Na miejsce przyjechało wiele karetek pogotowia i policja. Jednak pierwszej pomocy udzielił poszkodowanym przebywający w parku strażak nie będący na służbie. Według mediów, gdyby nie jego działania i wezwana przez niego pomoc, stan rannych byłby poważniejszy. Potem rannych przewieziono do paryskich szpitali.

Według informacji przekazywanych do mediów, poszkodowane osoby mają liczne poparzenia. Według komendanta miejscowej policji, przynajmniej trójka dzieci i osoba dorosła są w stanie zagrażającym ich życiu. U jednego z dzieci miało dojść do zatrzymania krążenia.

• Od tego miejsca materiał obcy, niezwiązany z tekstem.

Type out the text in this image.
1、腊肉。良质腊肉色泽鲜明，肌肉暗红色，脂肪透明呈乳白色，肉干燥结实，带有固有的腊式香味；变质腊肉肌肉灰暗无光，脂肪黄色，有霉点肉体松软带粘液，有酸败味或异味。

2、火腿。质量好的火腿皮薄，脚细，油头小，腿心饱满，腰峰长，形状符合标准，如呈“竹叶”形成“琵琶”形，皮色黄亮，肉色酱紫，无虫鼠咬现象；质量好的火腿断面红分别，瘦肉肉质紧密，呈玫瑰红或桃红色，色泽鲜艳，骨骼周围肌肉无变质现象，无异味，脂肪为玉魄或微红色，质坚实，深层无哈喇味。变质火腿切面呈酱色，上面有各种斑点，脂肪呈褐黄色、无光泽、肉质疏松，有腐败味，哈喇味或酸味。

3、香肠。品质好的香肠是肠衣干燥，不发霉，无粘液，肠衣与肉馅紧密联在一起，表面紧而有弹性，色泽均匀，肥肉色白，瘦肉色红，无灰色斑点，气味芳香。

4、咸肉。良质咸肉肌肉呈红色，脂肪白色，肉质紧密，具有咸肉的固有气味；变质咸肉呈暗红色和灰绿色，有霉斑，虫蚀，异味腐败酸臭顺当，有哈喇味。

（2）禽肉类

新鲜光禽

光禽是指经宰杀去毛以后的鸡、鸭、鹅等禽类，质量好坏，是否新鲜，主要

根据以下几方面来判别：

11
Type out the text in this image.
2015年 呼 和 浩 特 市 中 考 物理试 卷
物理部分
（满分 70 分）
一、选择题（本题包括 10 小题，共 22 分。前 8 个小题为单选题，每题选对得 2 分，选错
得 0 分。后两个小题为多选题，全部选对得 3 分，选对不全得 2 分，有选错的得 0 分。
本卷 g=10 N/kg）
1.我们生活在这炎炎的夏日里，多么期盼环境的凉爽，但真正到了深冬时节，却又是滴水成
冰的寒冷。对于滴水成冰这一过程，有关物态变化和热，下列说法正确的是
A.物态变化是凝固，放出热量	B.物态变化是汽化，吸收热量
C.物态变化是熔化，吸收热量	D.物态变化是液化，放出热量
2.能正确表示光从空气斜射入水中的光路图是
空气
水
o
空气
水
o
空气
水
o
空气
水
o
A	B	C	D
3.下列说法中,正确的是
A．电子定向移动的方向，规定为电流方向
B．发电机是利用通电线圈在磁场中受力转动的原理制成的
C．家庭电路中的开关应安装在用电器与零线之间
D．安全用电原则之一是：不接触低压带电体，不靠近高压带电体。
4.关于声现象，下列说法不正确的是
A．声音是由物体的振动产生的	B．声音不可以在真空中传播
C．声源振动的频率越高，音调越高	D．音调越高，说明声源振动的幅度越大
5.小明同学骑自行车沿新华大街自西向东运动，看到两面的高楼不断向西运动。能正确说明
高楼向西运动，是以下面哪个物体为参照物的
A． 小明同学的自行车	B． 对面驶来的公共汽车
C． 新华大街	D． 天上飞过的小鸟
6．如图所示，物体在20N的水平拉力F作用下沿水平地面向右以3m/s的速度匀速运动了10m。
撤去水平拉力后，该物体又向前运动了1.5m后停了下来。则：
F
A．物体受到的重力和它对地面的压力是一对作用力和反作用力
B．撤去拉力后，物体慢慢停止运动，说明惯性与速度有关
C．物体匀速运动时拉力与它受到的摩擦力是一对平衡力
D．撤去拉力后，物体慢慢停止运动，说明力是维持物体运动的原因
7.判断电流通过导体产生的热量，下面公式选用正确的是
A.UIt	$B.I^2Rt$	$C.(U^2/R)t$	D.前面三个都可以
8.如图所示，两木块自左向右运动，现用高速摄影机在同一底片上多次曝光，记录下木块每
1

Park Monceau jest w weekendy licznie odwiedzany przez rodziny z dziećmi.

Ostrzeżenie przed groźnymi burzami wydano dziś w 19 francuskich departamentach. Wiadomo już, że burze z gradem wyrządziły poważne straty w winnicach południowo-zachodniej Francji i Burgundii.

Według serwisu Meteo France, co roku od 100 do 200 osób we Francji jest rażonych piorunami, co prowadzi do 10-20 zgonów rocznie. Eksperci przypominają, że w przypadku burzy kategorycznie nie wolno chronić się pod drzewami, nawet w miejskich parkach.